The Kopacs’ kids attend Durham Public Schools.
The County controls Durham Public Schools budget.
Kopac believes local government can be the best level of government because it can be most responsive.
Kopac’s forward thinking, activist, social justice mindset led to him co-founding the Durham Living Wage Project. He also served as the Chairperson for the Durham Environmental Affairs Board.
At Beyu, he told me that a new Durham Comprehensive Plan is coming. Kopac wants to use that plan and the levers of County government to send a clear signal that “equity is a value” in government. Further, he emphasized that “equity” must then be translated into policy. Economic justice is one of Kopac’s core values.
Kopac told me he got his work ethic from his Dad, a former Green Beret, who worked third shift at Miller Brewing for much of his life. Young Matt learned his Dad wanted his children to have a sense of purpose, to make a difference, to fight for justice, and serve the public.

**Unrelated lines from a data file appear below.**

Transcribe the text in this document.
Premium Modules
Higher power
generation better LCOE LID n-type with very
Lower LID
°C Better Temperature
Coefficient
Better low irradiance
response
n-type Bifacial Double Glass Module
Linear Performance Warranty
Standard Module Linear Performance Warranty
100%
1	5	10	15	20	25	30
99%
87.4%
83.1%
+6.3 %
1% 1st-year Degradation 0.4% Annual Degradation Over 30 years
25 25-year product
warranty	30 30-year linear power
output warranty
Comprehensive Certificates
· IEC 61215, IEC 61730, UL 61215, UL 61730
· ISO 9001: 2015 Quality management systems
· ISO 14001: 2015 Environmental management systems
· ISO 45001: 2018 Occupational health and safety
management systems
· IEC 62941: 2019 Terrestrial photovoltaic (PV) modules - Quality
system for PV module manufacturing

He met his wife Sarah met backpacking in South America after he had finished Peace Corps in Benin and she had finished serving as a rural health Peace Corps Volunteer in Paraguay.
Just as they have served before, they are choosing to serve now in Durham. Matt through his community work and now as a candidate for County Commission; Sarah as the nurse practitioner for the residents of TROSA after working for six years at Lincoln Community Health Center.
And I for one, believe, all the evidence suggests Matt Kopac will be an extremely competent and caring Durham County Commissioner.